What do you do for fun?
For fun, I hang out with my three-year-old son. I just bought him a microphone, to facilitate his burgeoning stand-up comedy career. His latest joke is “Why did the chicken cross the road? To get into an airplane.” My wife is an assistant professor of cardiology at Yale, and of course the best thing is when she has time to hang out with us as well. She is definitely the best thing about me, as my son will immediately tell you.
What person, living or dead, would you like to spend a day with?

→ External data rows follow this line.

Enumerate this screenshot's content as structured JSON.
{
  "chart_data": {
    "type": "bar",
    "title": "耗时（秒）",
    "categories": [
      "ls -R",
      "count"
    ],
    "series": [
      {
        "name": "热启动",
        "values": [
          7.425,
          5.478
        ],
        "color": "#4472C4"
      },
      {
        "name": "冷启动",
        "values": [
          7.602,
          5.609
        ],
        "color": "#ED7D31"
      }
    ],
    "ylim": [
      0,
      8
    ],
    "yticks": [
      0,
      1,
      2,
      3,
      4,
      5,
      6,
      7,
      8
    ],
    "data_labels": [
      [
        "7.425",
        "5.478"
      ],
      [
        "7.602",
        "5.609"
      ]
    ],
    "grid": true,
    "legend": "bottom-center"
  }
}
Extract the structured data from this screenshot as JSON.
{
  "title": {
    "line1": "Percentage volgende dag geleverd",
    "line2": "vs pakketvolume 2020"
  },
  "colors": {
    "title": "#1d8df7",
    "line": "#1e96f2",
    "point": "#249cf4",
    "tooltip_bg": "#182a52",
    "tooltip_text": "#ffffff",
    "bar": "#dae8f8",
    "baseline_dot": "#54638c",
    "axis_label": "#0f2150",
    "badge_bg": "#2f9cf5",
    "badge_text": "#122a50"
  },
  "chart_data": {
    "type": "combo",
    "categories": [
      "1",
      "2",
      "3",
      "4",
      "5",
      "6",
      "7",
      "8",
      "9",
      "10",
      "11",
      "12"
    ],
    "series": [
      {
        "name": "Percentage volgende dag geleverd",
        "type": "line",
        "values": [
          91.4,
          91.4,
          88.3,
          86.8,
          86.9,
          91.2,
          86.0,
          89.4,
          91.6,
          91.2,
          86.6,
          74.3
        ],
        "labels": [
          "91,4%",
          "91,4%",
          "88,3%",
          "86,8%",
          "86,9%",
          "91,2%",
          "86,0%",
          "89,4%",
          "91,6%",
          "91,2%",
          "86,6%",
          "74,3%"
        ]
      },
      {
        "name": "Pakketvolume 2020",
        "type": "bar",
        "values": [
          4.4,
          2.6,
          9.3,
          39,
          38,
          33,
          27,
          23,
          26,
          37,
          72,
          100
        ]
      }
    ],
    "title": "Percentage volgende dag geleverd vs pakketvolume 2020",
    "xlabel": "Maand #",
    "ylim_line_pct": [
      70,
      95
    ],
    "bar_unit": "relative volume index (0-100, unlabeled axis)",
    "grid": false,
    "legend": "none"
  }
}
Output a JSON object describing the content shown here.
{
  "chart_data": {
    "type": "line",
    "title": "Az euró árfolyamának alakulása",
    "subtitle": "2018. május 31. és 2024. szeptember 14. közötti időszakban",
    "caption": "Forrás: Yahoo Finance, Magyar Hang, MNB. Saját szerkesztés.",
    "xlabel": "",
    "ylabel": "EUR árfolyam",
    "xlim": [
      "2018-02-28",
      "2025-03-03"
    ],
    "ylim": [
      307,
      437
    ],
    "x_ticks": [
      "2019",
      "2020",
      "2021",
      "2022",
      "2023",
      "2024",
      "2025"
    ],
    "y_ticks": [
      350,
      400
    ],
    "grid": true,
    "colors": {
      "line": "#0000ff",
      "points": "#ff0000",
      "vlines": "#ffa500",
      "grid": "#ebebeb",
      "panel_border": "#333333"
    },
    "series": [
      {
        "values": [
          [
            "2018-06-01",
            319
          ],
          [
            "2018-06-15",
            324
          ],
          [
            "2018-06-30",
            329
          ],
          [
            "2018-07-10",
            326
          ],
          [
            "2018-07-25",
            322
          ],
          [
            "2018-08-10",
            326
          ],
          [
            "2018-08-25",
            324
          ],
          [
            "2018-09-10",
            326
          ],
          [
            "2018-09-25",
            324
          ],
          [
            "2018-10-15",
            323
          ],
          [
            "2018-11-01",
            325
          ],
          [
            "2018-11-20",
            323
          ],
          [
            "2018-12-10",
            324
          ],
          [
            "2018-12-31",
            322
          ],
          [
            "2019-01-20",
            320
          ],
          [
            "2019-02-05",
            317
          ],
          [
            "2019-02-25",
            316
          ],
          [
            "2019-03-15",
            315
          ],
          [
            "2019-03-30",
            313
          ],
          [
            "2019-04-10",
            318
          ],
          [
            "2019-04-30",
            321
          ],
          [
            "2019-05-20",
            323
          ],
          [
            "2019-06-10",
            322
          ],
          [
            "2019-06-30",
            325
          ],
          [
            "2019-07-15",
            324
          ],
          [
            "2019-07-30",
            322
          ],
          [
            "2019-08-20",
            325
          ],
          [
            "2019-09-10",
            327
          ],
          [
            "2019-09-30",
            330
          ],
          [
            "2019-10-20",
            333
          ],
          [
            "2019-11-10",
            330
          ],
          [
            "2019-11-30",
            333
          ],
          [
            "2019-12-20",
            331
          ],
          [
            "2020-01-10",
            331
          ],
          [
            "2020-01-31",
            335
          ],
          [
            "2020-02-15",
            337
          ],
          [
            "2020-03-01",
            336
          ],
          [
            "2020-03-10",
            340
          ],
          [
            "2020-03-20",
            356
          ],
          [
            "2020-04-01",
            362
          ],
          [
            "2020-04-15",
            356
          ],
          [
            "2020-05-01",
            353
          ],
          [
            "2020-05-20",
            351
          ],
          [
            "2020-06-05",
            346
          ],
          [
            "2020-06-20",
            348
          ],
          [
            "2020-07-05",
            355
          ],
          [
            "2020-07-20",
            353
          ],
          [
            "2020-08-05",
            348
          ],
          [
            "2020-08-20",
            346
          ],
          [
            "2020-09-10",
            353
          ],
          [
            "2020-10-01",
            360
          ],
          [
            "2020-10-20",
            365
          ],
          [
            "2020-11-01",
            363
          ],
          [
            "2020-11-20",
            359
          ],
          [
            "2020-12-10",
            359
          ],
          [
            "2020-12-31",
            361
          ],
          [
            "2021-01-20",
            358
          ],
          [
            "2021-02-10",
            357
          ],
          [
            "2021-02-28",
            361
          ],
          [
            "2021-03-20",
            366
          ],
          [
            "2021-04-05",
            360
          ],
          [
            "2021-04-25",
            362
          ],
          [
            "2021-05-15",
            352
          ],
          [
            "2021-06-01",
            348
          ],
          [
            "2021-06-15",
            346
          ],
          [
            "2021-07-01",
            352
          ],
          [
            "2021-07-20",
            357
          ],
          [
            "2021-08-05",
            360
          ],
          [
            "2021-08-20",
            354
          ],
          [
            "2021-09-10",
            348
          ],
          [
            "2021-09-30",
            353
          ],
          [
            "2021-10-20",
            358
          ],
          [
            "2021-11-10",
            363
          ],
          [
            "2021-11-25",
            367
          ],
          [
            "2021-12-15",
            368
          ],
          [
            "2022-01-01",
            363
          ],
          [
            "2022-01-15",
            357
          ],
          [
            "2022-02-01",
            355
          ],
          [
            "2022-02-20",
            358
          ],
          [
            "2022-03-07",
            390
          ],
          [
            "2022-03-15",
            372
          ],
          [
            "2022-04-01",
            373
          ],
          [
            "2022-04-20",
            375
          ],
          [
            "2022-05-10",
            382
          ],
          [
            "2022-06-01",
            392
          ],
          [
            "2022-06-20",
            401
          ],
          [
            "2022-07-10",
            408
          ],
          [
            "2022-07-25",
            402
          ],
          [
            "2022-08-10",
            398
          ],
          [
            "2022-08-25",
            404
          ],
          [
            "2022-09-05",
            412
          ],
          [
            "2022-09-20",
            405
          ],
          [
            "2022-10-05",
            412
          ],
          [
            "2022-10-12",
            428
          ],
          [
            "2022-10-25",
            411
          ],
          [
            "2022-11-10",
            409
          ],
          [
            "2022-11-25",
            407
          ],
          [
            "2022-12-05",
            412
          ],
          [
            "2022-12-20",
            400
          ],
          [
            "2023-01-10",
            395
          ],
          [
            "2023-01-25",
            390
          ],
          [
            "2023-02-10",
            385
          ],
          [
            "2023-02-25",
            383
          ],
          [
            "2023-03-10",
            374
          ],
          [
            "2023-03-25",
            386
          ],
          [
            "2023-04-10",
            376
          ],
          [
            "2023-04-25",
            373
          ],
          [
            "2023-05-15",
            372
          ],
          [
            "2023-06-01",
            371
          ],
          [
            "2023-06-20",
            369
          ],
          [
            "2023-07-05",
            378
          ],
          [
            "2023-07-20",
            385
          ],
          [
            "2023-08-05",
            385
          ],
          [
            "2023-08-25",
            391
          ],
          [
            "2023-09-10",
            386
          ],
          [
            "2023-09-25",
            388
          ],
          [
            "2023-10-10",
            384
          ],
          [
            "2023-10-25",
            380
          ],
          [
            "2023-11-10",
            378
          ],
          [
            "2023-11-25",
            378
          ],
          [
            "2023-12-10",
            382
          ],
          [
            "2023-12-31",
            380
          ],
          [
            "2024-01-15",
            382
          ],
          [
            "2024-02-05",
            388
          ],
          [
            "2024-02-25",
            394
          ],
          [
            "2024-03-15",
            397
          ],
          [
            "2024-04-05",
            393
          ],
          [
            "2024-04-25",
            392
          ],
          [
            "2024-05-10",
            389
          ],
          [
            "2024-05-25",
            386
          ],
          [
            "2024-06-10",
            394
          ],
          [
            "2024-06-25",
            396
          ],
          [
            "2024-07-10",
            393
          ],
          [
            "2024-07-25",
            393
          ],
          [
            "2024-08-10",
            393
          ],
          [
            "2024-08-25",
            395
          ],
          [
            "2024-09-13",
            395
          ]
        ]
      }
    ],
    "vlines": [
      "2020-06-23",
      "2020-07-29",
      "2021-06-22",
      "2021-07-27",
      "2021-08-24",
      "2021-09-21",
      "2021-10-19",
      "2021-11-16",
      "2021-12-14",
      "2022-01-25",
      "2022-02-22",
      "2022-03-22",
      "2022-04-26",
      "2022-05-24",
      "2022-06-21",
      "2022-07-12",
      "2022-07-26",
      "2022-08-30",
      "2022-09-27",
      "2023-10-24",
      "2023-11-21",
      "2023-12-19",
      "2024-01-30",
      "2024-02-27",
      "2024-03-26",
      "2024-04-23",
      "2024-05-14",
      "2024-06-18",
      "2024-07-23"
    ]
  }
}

Like many philosophers, the person I’d most like to spend a day with is Plato. (I prefer him to Socrates, since I have always put great premium on the capacity to publish). But of people who have lived in the last 200 years, I guess it would be W.E.B. Du Bois. The physicists took from philosophers the best parts of metaphysics; the sociologists took from philosophers the best parts of social and political philosophy. Du Bois marries the best qualities of a great historian with the theoretical vision and scope of the greatest social and political philosophers. I’d probably be a bit tongue-tied talking to either Plato or Du Bois though (for some reason I’m now very worried about that, and wondering whether it should affect my choice).
What are you reading for pleasure?
For pleasure, I read exactly the things I read for my research. My writing and my teaching is guided by what I read for pleasure.